すっかり「近代化」が進んだラングラーのPHEVに試乗! それでも残る「アメ車」感とは (2/2ページ)

静粛性もかなり向上していた

 ラングラーは1987年に初代がデビューしている。2代目(TJ)では日本仕様として右ハンドルが用意されたこともあり、俄然注目されるようになった。ただし、ボディサイズはそれほど大きくはないのだが、搭載エンジンが4リッター直6ということで度肝を抜かれたことを覚えている。

 登場後しばらくはMTのほか3速ATだったというのも当時のアメリカ車らしさを醸し出していた。
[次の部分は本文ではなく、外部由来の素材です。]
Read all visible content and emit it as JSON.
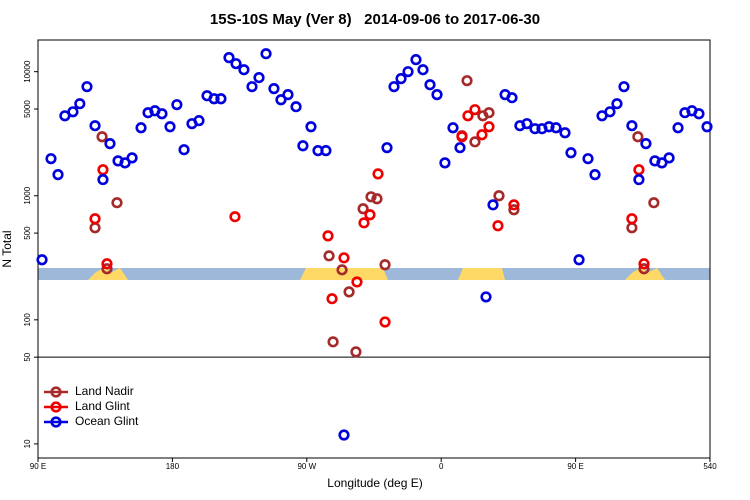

実際運転してみると、とにかくロードノイズなどがダイレクトに入ってくるので、うるさかったという印象が残っている。

 そんな2代目の思い出しながら現行モデルに乗り込むと、「えっラングラーなの?」と思うほどゴージャスなインテリアになっている。しかもそれだけでなく、静粛性もはるかに向上していた。2代目ではマニュアルエアコン(ついているだけマシ?)だったのが、いまではオートエアコンとなり、インパネセンターには大きめなディスプレイがあり、カーナビはじめさまざまな情報を表示することができる。とにかくスイッチが多いことに驚かされた。

 車内はクライスラー系車種独特の、おもに接着剤のものと思われるが、新車の香りが漂っており、アメリカ車を愛してやまない(カローラ並み)筆者を歓迎してくれた。馴染みのある香りがしたので、アメリカ生産モデルであると確信して安心することもできた。ジープは一部を除きハンドルの位置に関係なくアメリカ生産となるのだが、ほかのクライスラーブランドモデルの右ハンドル車の多くはオーストリア生産となる。その違いは大きいので筆者も気をつけている。

 また、アメリカ生産モデルの試乗車では、“MADE IN USA”という表記を探すのも筆者の楽しみのひとつだ。ジープではフロントやリヤ、サイドなどガラスそれぞれに、これでもかと“MADE IN USA”とプリントされている。運転席側ドアの内側のコーションプレートにももちろん“MADE IN USA”と書かれている。今回試乗したモデルでは、リヤラゲッジドアの内側にプレートがあり、そこには星条旗の横に“MADE IN THE USA”と書かれているだけではなく、“DEVELOPED IN AUBURN HILLS,MI(開発したのはミシガン州オーバーンヒルズ)”や、“BUILT IN TOLEDO,OH(生産したのはオハイオ州トレド)などとも書かれていた。アメリカ車だけでなく、アメリカのすべてをこよなく愛する筆者には、このような表記を見つけたときの感動は表現できないほど大きいものとなる。

 このような表記はGM(ゼネラルモーターズ)車やフォード車でも見かけることができるが、ここまで“MADE IN USA”だらけなのはクライスラー系でもジープブランド車がとくに顕著なように見える。GMやフォードも含め、多くのアメリカンブランドはほぼ“北米限定”ブランドと言っていい存在となっている(中国でビュイックが目立っているぐらい)。そのため、使う人はほぼアメリカ人(ほかにカナダ人やメキシコ人)となるので、あえて愛国を強烈にアピールする必要はないともいえよう。ただし、そのなかでジープランドは、数少ないというかほぼ唯一、グローバルに売れているブランドともいえる。そのためもあって、“USA”を強調しているのかもしれない。

 クライスラーについては、FCA(フィアット・クライスラー・オートモビルズ)となったとき、保守色の強いアメリカ人を中心に、“クライスラーは海外のブランドとなった”という印象を持った人が多かったという話を聞いたことがある。それもあって「USA”を強調しているのかなぁ」などと筆者は密かに感じている。

 欧州系アライアンスメンバーとなったとしても、お馴染みのアメリカ生産を物語る新車の香りを堪能でき、そこかしこに“USA”と書いてあるので、筆者からすればアメリカ生産車には変わらず、その満足感はかなり高く、試乗している間は至福の時間を過ごすことができた。